Thierry Nollet (Group S): “Il existe un vrai risque de déflagration sociale”

Thierry Nollet. © BELGAIMAGE

Reprendre les activités en temps de pandémie obligera à revoir l’organisation du travail. Cela risque de créer des tensions sociales, pointe le directeur “legal services” du secrétariat social Group S.

Redoutez-vous des tensions sociales lors de la reprise progressive des activités économiques ?

Cela se voit déjà avec le dépôt de plusieurs préavis de grève. Je peux tout à fait comprendre l’anxiété de certains travailleurs au moment de reprendre le travail, les transports en commun. Mais est-il vraiment nécessaire d’adopter de telles postures ? Le monde syndical s’était affaibli ces dernières années et, soudain, le chômage temporaire leur apporte des milliers de nouveaux affiliés. Cela leur permet de reconstituer ce que j’appellerai ” les mannes célestes “. Vous ajoutez à cela un contexte d’élections sociales encore à venir et l’on peut craindre une déflagration sociale qui viendrait mettre à mal les efforts de relance. Le risque est pour moi réel.

Ne faites-vous pas là un procès d’intention au monde syndical ?

Non, je vous le répète, je comprends l’anxiété. Pour sortir du confinement dans les conditions les plus sécurisantes possibles et pour réussir la relance de l’activité économique, il faut repenser l’organisation du travail. Et ça, c’est une matière qui relève de la compétence exclusive de l’employeur. Il y a une série de règles légales à suivre ¬ et c’est tout à faire normal ¬ mais il ne faudrait pas venir ajouter des contraintes supplémentaires aux entreprises. Cela n’exclut pas une forme de concertation bien entendu, mais elle ne doit pas être duale ou dogmatique. Dans cette période très particulière, il est en outre important que les commissions paritaires puissent jouer pleinement leur rôle et réguler les éléments concurrentiels. A défaut, la sortie de crise fragilisera encore plus les entreprises les plus faibles, ce qui ne serait pas sans conséquence sur l’emploi.

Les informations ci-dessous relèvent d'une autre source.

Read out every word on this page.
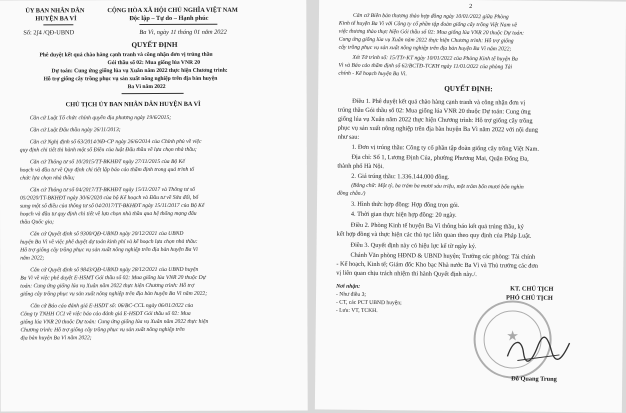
ỦY BAN NHÂN DÂN
HUYỆN BA VÌ
CỘNG HÒA XÃ HỘI CHỦ NGHĨA VIỆT NAM
Độc lập – Tự do – Hạnh phúc
Số: 2ʃ4 /QĐ-UBND	Ba Vì, ngày 11 tháng 01 năm 2022
QUYẾT ĐỊNH
Phê duyệt kết quả chào hàng cạnh tranh và công nhận đơn vị trúng thầu
Gói thầu số 02: Mua giống lúa VNR 20
Dự toán: Cung ứng giống lúa vụ Xuân năm 2022 thực hiện Chương trình:
Hỗ trợ giống cây trồng phục vụ sản xuất nông nghiệp trên địa bàn huyện
Ba Vì năm 2022
CHỦ TỊCH ỦY BAN NHÂN DÂN HUYỆN BA VÌ
Căn cứ Luật Tổ chức chính quyền địa phương ngày 19/6/2015;
Căn cứ Luật Đấu thầu ngày 26/11/2013;
Căn cứ Nghị định số 63/2014/NĐ-CP ngày 26/6/2014 của Chính phủ về việc
quy định chi tiết thi hành một số Điều của luật Đấu thầu về lựa chọn nhà thầu;
Căn cứ Thông tư số 10/2015/TT-BKHĐT ngày 27/11/2015 của Bộ Kế
hoạch và đầu tư về Quy định chi tiết lập báo cáo thẩm định trong quá trình tổ
chức lựa chọn nhà thầu;
Căn cứ Thông tư số 04/2017/TT-BKHĐT ngày 15/11/2017 và Thông tư số
05/2020/TT-BKHĐT ngày 30/6/2020 của bộ Kế hoạch và Đầu tư về Sửa đổi, bổ
sung một số điều của thông tư số 04/2017/TT-BKHĐT ngày 15/11/2017 của Bộ Kế
hoạch và đầu tư quy định chi tiết về lựa chọn nhà thầu qua hệ thống mạng đấu
thầu Quốc gia;
Căn cứ Quyết định số 9300/QĐ-UBND ngày 20/12/2021 của UBND
huyện Ba Vì về việc phê duyệt dự toán kinh phí và kế hoạch lựa chọn nhà thầu:
Hỗ trợ giống cây trồng phục vụ sản xuất nông nghiệp trên địa bàn huyện Ba Vì
năm 2022;
Căn cứ Quyết định số 9843/QĐ-UBND ngày 28/12/2021 của UBND huyện
Ba Vì về việc phê duyệt E-HSMT Gói thầu số 02: Mua giống lúa VNR 20 thuộc Dự
toán: Cung ứng giống lúa vụ Xuân năm 2022 thực hiện Chương trình: Hỗ trợ
giống cây trồng phục vụ sản xuất nông nghiệp trên địa bàn huyện Ba Vì năm 2022;
Căn cứ Báo cáo đánh giá E-HSDT số: 06/BC-CCL ngày 06/01/2022 của
Công ty TNHH CCI về việc báo cáo đánh giá E-HSDT Gói thầu số 02: Mua
giống lúa VNR 20 thuộc Dự toán: Cung ứng giống lúa vụ Xuân năm 2022 thực hiện
Chương trình: Hỗ trợ giống cây trồng phục vụ sản xuất nông nghiệp trên
địa bàn huyện Ba Vì năm 2022;
2
Căn cứ Biên bản thương thảo hợp đồng ngày 10/01/2022 giữa Phòng
Kinh tế huyện Ba Vì với Công ty cổ phần tập đoàn giống cây trồng Việt Nam về
việc thương thảo thực hiện Gói thầu số 02: Mua giống lúa VNR 20 thuộc Dự toán:
Cung ứng giống lúa vụ Xuân năm 2022 thực hiện Chương trình: Hỗ trợ giống
cây trồng phục vụ sản xuất nông nghiệp trên địa bàn huyện Ba Vì năm 2022;
Xét Tờ trình số: 15/TTr-KT ngày 10/01/2022 của Phòng Kinh tế huyện Ba
Vì và Báo cáo thẩm định số 62/BCTĐ-TCKH ngày 11/01/2022 của phòng Tài
chính - Kế hoạch huyện Ba Vì.
QUYẾT ĐỊNH:
Điều 1. Phê duyệt kết quả chào hàng cạnh tranh và công nhận đơn vị
trúng thầu Gói thầu số 02: Mua giống lúa VNR 20 thuộc Dự toán: Cung ứng
giống lúa vụ Xuân năm 2022 thực hiện Chương trình: Hỗ trợ giống cây trồng
phục vụ sản xuất nông nghiệp trên địa bàn huyện Ba Vì năm 2022 với nội dung
như sau:
1. Đơn vị trúng thầu: Công ty cổ phần tập đoàn giống cây trồng Việt Nam.
Địa chỉ: Số 1, Lương Định Của, phường Phương Mai, Quận Đống Đa,
thành phố Hà Nội.
2. Giá trúng thầu: 1.336.144.000 đồng.
(Bằng chữ: Một tỷ, ba trăm ba mươi sáu triệu, một trăm bốn mươi bốn nghìn
đồng chẵn./)
3. Hình thức hợp đồng: Hợp đồng trọn gói.
4. Thời gian thực hiện hợp đồng: 20 ngày.
Điều 2. Phòng Kinh tế huyện Ba Vì thông báo kết quả trúng thầu, ký
kết hợp đồng và thực hiện các thủ tục liên quan theo quy định của Pháp Luật.
Điều 3. Quyết định này có hiệu lực kể từ ngày ký.
Chánh Văn phòng HĐND & UBND huyện; Trưởng các phòng: Tài chính
- Kế hoạch, Kinh tế; Giám đốc Kho bạc Nhà nước Ba Vì và Thủ trưởng các đơn
vị liên quan chịu trách nhiệm thi hành Quyết định này./.
Nơi nhận:
- Như điều 3;
- CT, các PCT UBND huyện;
- Lưu: VT, TCKH.
KT. CHỦ TỊCH
PHÓ CHỦ TỊCH
★
Đỗ Quang Trung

La semaine dernière, le patron de la FEB Pieter Timmermans se demandait dans nos colonnes si l’on ne pouvait pas reporter ou étaler les congés pour éviter que la reprise de l’activité ne se heurte au ralentissement classique de juillet-août. Cette optique ne va-t-elle pas crisper les relations sociales ?

Les jours de congé, c’est légal et les entreprises doivent respecter cela. Cela n’interdit pas un employeur, qui estimerait que la relance de l’activité exige d’étaler les congés, d’en discuter avec les représentants syndicaux. Tous les secteurs n’ont pas fixé des périodes estivales d’arrêt, comme c’est le cas dans la construction.

Les secrétariats sociaux peuvent jouer un rôle précieux dans ce cadre. Nous couvrons 95% de la population active, nous sommes au coeur de la relation entre les entreprises et les syndicats, entre les employeurs et les salariés. Nous sommes parfaitement équipés pour aider à mettre l’humain au centre des négociations sociales. Notre pays n’aurait pas pu gérer cette crise aussi bien s’il ne pouvait compter sur un secteur des secrétariats sociaux qui démontre au quotidien qu’il assume une responsabilité sociétale à la fois majeure et écrasante.